Sunday, April 9, 2017

All thumbs


Payne’s grey dried and embedded under my right thumb nail and as obvious as this is, numbers won't help me, my digits deny wrong-doing, I have an alibi.
Porcelain gesso flakes on these forearms pretend this doll skin can peel, I must step out of the light so  may scratch these off, knowing even after all the bleach I was immersed in yesterday, the stains and imperfections all remain as if the function were to remind me of what this is not, mirrors and pixels which explains the impulse to smoke and blur, these gestures sweep and move genres.
Sure I may talk big, but I could never carry out such cruelty as to send my dearest enemies these mirrors, so instead I paint and portray cells, the canvas becomes a loose cage able to contain this heart embedded rage, this one gives me trouble and the door remains ajar.
I am stuck. The cracked glass.
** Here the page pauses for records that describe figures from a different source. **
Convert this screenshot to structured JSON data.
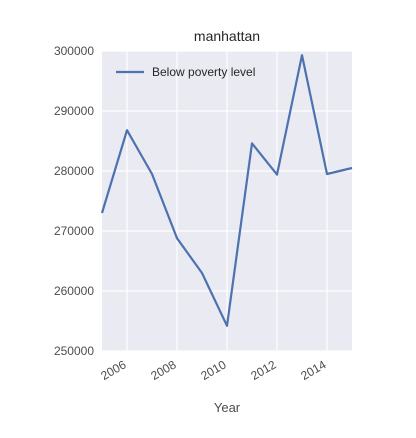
{
  "chart_data": {
    "type": "line",
    "title": "manhattan",
    "xlabel": "Year",
    "ylabel": "",
    "x": [
      2005,
      2006,
      2007,
      2008,
      2009,
      2010,
      2011,
      2012,
      2013,
      2014,
      2015
    ],
    "series": [
      {
        "name": "Below poverty level",
        "values": [
          273000,
          286800,
          279500,
          268800,
          263000,
          254200,
          284600,
          279400,
          299300,
          279500,
          280500
        ],
        "color": "#4c72b0"
      }
    ],
    "xlim": [
      2005,
      2015
    ],
    "ylim": [
      250000,
      300000
    ],
    "xticks": [
      2006,
      2008,
      2010,
      2012,
      2014
    ],
    "yticks": [
      250000,
      260000,
      270000,
      280000,
      290000,
      300000
    ],
    "xtick_labels": [
      "2006",
      "2008",
      "2010",
      "2012",
      "2014"
    ],
    "ytick_labels": [
      "250000",
      "260000",
      "270000",
      "280000",
      "290000",
      "300000"
    ],
    "grid": true,
    "legend_position": "upper-left",
    "background": "#eaeaf2",
    "grid_color": "#ffffff"
  }
}
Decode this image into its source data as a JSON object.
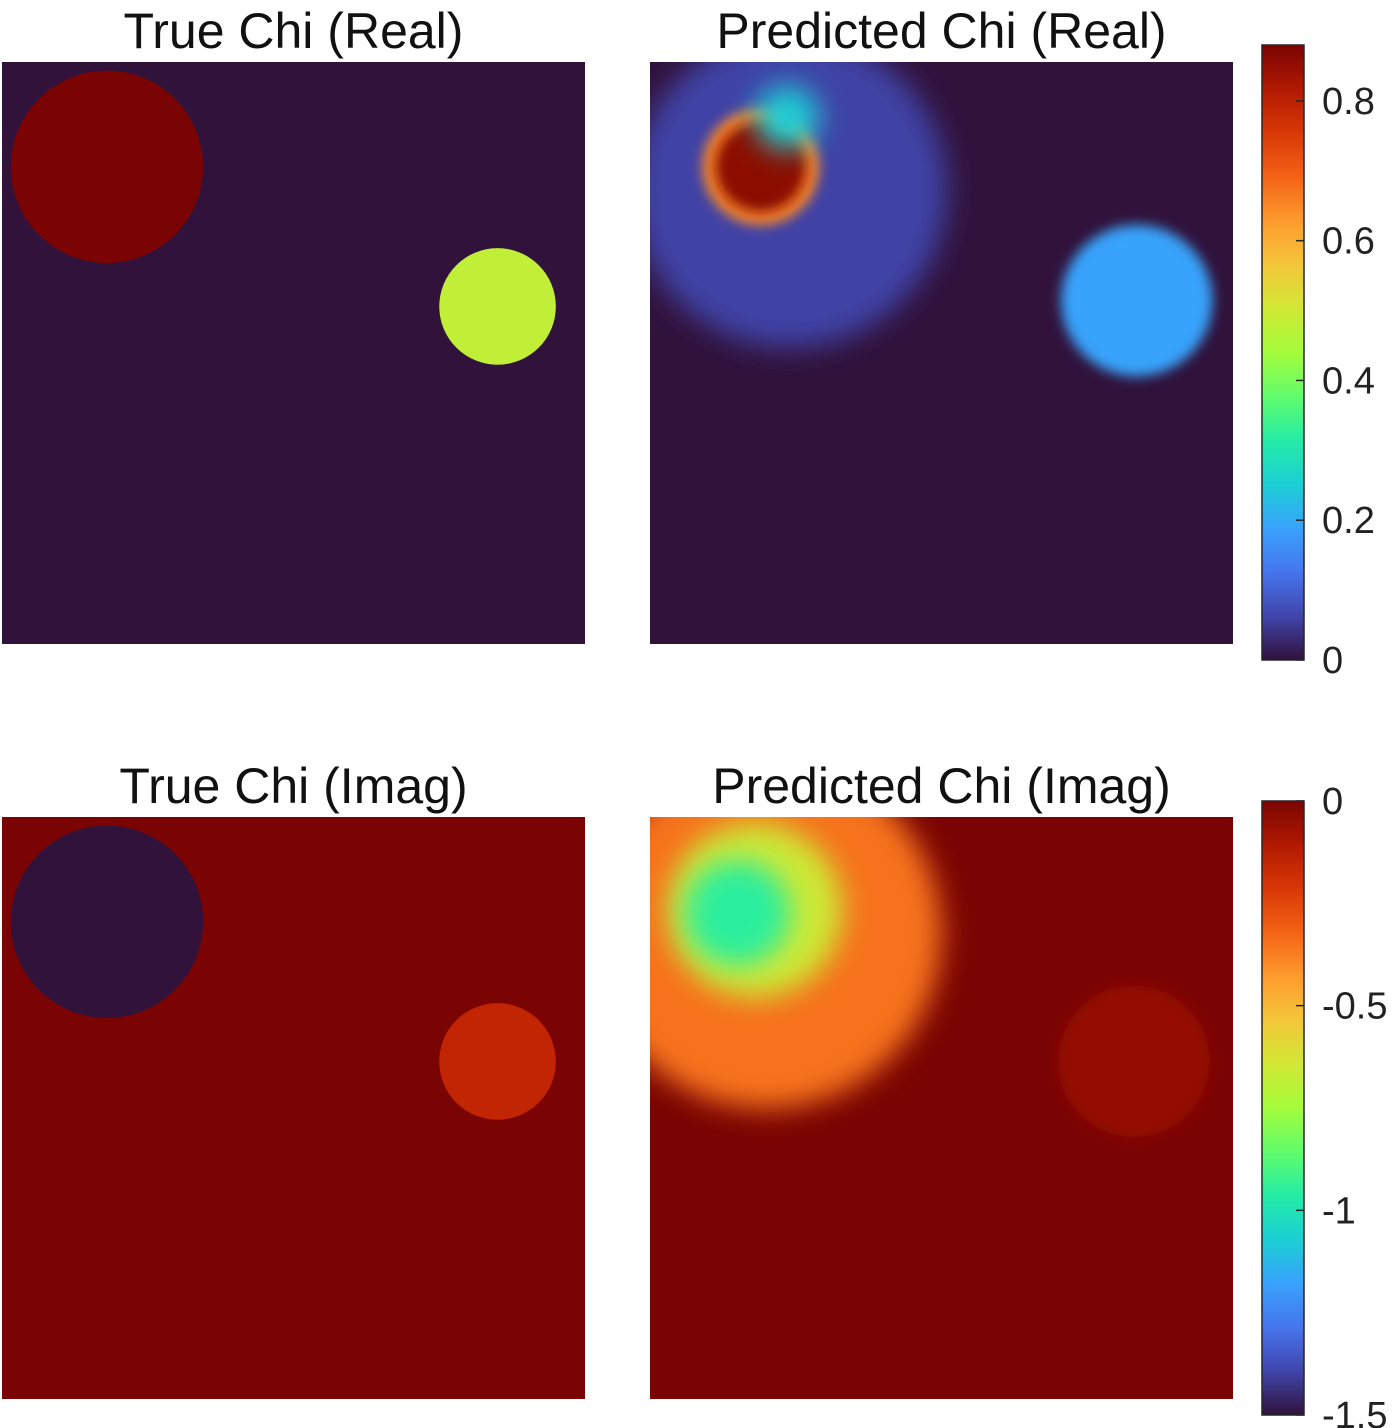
{
  "figure": {
    "panels": [
      {
        "title": "True Chi (Real)"
      },
      {
        "title": "Predicted Chi (Real)"
      },
      {
        "title": "True Chi (Imag)"
      },
      {
        "title": "Predicted Chi (Imag)"
      }
    ],
    "colormap": "turbo",
    "colormap_stops": [
      "#30123b",
      "#4145ab",
      "#4675ed",
      "#39a2fc",
      "#1bcfd4",
      "#24eca6",
      "#61fc6c",
      "#a4fc3b",
      "#d1e834",
      "#f3c63a",
      "#fe9b2d",
      "#f36315",
      "#d93806",
      "#b11901",
      "#7a0403"
    ]
  },
  "chart_data": [
    {
      "type": "heatmap",
      "title": "True Chi (Real)",
      "colorbar": "top",
      "grid": false,
      "xlabel": "",
      "ylabel": "",
      "background_value": 0,
      "objects": [
        {
          "shape": "disk",
          "center": [
            0.18,
            0.18
          ],
          "radius": 0.165,
          "value": 0.88
        },
        {
          "shape": "disk",
          "center": [
            0.85,
            0.42
          ],
          "radius": 0.1,
          "value": 0.48
        }
      ]
    },
    {
      "type": "heatmap",
      "title": "Predicted Chi (Real)",
      "colorbar": "top",
      "grid": false,
      "xlabel": "",
      "ylabel": "",
      "background_value": 0,
      "objects": [
        {
          "shape": "blob",
          "center": [
            0.24,
            0.22
          ],
          "radius": 0.27,
          "value": 0.06
        },
        {
          "shape": "disk",
          "center": [
            0.19,
            0.18
          ],
          "radius": 0.1,
          "value": 0.65
        },
        {
          "shape": "disk",
          "center": [
            0.19,
            0.18
          ],
          "radius": 0.078,
          "value": 0.86
        },
        {
          "shape": "blob",
          "center": [
            0.235,
            0.095
          ],
          "radius": 0.055,
          "value": 0.25
        },
        {
          "shape": "disk",
          "center": [
            0.835,
            0.41
          ],
          "radius": 0.13,
          "value": 0.19
        }
      ]
    },
    {
      "type": "heatmap",
      "title": "True Chi (Imag)",
      "colorbar": "bottom",
      "grid": false,
      "xlabel": "",
      "ylabel": "",
      "background_value": 0,
      "objects": [
        {
          "shape": "disk",
          "center": [
            0.18,
            0.18
          ],
          "radius": 0.165,
          "value": -1.5
        },
        {
          "shape": "disk",
          "center": [
            0.85,
            0.42
          ],
          "radius": 0.1,
          "value": -0.15
        }
      ]
    },
    {
      "type": "heatmap",
      "title": "Predicted Chi (Imag)",
      "colorbar": "bottom",
      "grid": false,
      "xlabel": "",
      "ylabel": "",
      "background_value": 0,
      "objects": [
        {
          "shape": "blob",
          "center": [
            0.2,
            0.2
          ],
          "radius": 0.3,
          "value": -0.35
        },
        {
          "shape": "blob",
          "center": [
            0.18,
            0.16
          ],
          "radius": 0.15,
          "value": -0.65
        },
        {
          "shape": "blob",
          "center": [
            0.15,
            0.165
          ],
          "radius": 0.09,
          "value": -0.95
        },
        {
          "shape": "disk",
          "center": [
            0.83,
            0.42
          ],
          "radius": 0.13,
          "value": -0.05
        }
      ]
    }
  ],
  "colorbars": [
    {
      "name": "top",
      "min": 0,
      "max": 0.88,
      "ticks": [
        0,
        0.2,
        0.4,
        0.6,
        0.8
      ],
      "tick_labels": [
        "0",
        "0.2",
        "0.4",
        "0.6",
        "0.8"
      ]
    },
    {
      "name": "bottom",
      "min": -1.5,
      "max": 0,
      "ticks": [
        -1.5,
        -1,
        -0.5,
        0
      ],
      "tick_labels": [
        "-1.5",
        "-1",
        "-0.5",
        "0"
      ]
    }
  ]
}
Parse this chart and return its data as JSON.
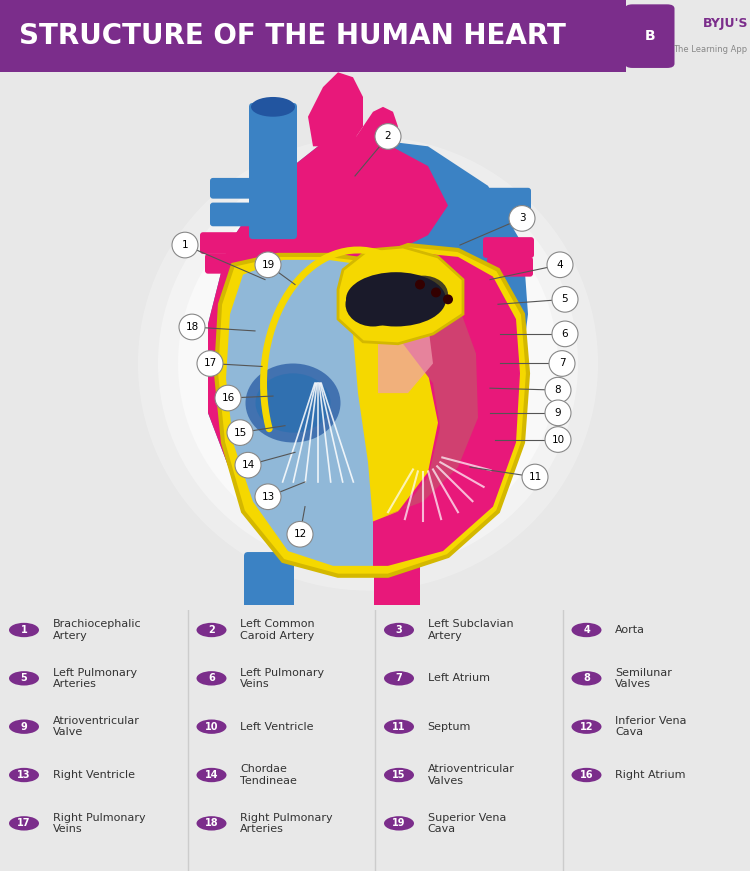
{
  "title": "STRUCTURE OF THE HUMAN HEART",
  "title_bg": "#7B2D8B",
  "title_text_color": "#FFFFFF",
  "bg_color": "#E8E8E8",
  "byju_purple": "#7B2D8B",
  "legend_items": [
    {
      "num": "1",
      "label": "Brachiocephalic\nArtery"
    },
    {
      "num": "2",
      "label": "Left Common\nCaroid Artery"
    },
    {
      "num": "3",
      "label": "Left Subclavian\nArtery"
    },
    {
      "num": "4",
      "label": "Aorta"
    },
    {
      "num": "5",
      "label": "Left Pulmonary\nArteries"
    },
    {
      "num": "6",
      "label": "Left Pulmonary\nVeins"
    },
    {
      "num": "7",
      "label": "Left Atrium"
    },
    {
      "num": "8",
      "label": "Semilunar\nValves"
    },
    {
      "num": "9",
      "label": "Atrioventricular\nValve"
    },
    {
      "num": "10",
      "label": "Left Ventricle"
    },
    {
      "num": "11",
      "label": "Septum"
    },
    {
      "num": "12",
      "label": "Inferior Vena\nCava"
    },
    {
      "num": "13",
      "label": "Right Ventricle"
    },
    {
      "num": "14",
      "label": "Chordae\nTendineae"
    },
    {
      "num": "15",
      "label": "Atrioventricular\nValves"
    },
    {
      "num": "16",
      "label": "Right Atrium"
    },
    {
      "num": "17",
      "label": "Right Pulmonary\nVeins"
    },
    {
      "num": "18",
      "label": "Right Pulmonary\nArteries"
    },
    {
      "num": "19",
      "label": "Superior Vena\nCava"
    }
  ],
  "divider_color": "#CCCCCC",
  "pink": "#E8187A",
  "blue": "#3B82C4",
  "yellow": "#F5D800",
  "yellow_edge": "#D4B800",
  "light_blue": "#90B8D8",
  "light_blue2": "#B8D4E8",
  "dark_blue": "#2255A0",
  "pink_light": "#F0A0B0",
  "dark_gray": "#1A1A2A",
  "white_glow": "#F0F0F0",
  "label_circle_bg": "#FFFFFF",
  "label_circle_edge": "#888888",
  "line_color": "#555555"
}
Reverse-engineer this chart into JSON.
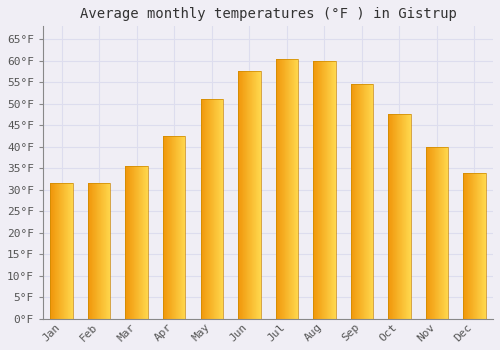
{
  "title": "Average monthly temperatures (°F ) in Gistrup",
  "months": [
    "Jan",
    "Feb",
    "Mar",
    "Apr",
    "May",
    "Jun",
    "Jul",
    "Aug",
    "Sep",
    "Oct",
    "Nov",
    "Dec"
  ],
  "values": [
    31.5,
    31.5,
    35.5,
    42.5,
    51.0,
    57.5,
    60.5,
    60.0,
    54.5,
    47.5,
    40.0,
    34.0
  ],
  "bar_color_left": "#F0960A",
  "bar_color_right": "#FFD84D",
  "background_color": "#F0EEF5",
  "grid_color": "#DDDDEE",
  "ylim": [
    0,
    68
  ],
  "yticks": [
    0,
    5,
    10,
    15,
    20,
    25,
    30,
    35,
    40,
    45,
    50,
    55,
    60,
    65
  ],
  "title_fontsize": 10,
  "tick_fontsize": 8,
  "font_family": "monospace"
}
The hour stand and black sand that not just trickles down and out but spills upward and around the sides and I no longer am able to get the picture- still defiant and incomplete, I know it could just be me, lost within this painting to be profound, I ponder and fume at the empty reflection knowing it needs some heartbeat, a sign of life somewhere, people, and wall to race against. For now, the background is all sky,

For the life of me, I cannot fathom why? 

Painting by Gerrit Dou (1647) in [Public domain], via Wikimedia Commons.